New study from CCG helps us understand the role played by sugars in the immune system and the brain
Most bacteria and viruses bind to sugars on the surface of our cells, but the exact role played by sugars in the immune system and the brain has been unclear. A new study from the Center of Excellence Copenhagen Center for Glycomics (CCG) at the University of Copenhagen studied the role played by sugars by creating a cell library.
Sugar is one of the most naturally occurring molecules, and all of the body’s cells are covered by a thick layer of sugar that protects us against attacks from bacteria and viruses. A new study from the Center of Excellence CCG at the University of Copenhagen studied the role played by sugars in the immune system and the brain by creating a library of tens of thousands of natural cells.

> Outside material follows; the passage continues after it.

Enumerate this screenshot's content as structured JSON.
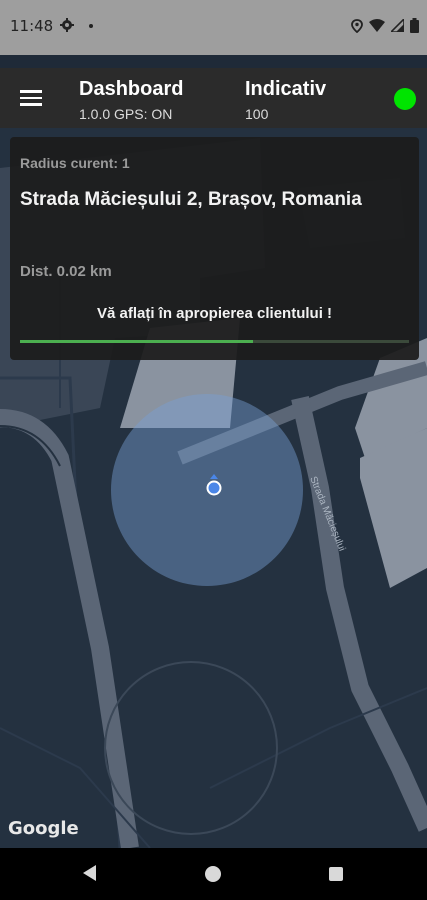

“‘We have established how the sugars bind to and activate the so-called Siglec receptors that regulate immunity. These receptors play a major role, as they tell the immune system to decrease or increase activities. This is an important mechanism in connection with autoimmune diseases,” said post-doc Christian Büll from CCG, the first author of the study.
Cell library leads to important discoveries
The new cell library was used to examine how various sugars bind to receptors. The natural environment meant that Büll, his research colleague and last author of the study Yoshiki Narimatsu, and the rest of team of researchers could study the cells and see them in the form in which viruses and bacteria find them. Last autumn the team of researchers discovered that the spike protein in the coronavirus needs a particular sugar to bind itself to our cells efficiently. But the study, in particular, led to a better understanding of Alzheimer’s disease.
“Our main finding concerns the Siglec-3 receptor. Mutations in the Siglec-3 receptor are already known to play a role in connection with Alzheimer’s, but we did not know what the receptor specifically binds to. Our method has now identified a potential natural sugar that binds specifically to the Siglec-3 receptor. This knowledge represents an important step forward in understanding the genetic defects that cause a person to develop the disease,” said Büll.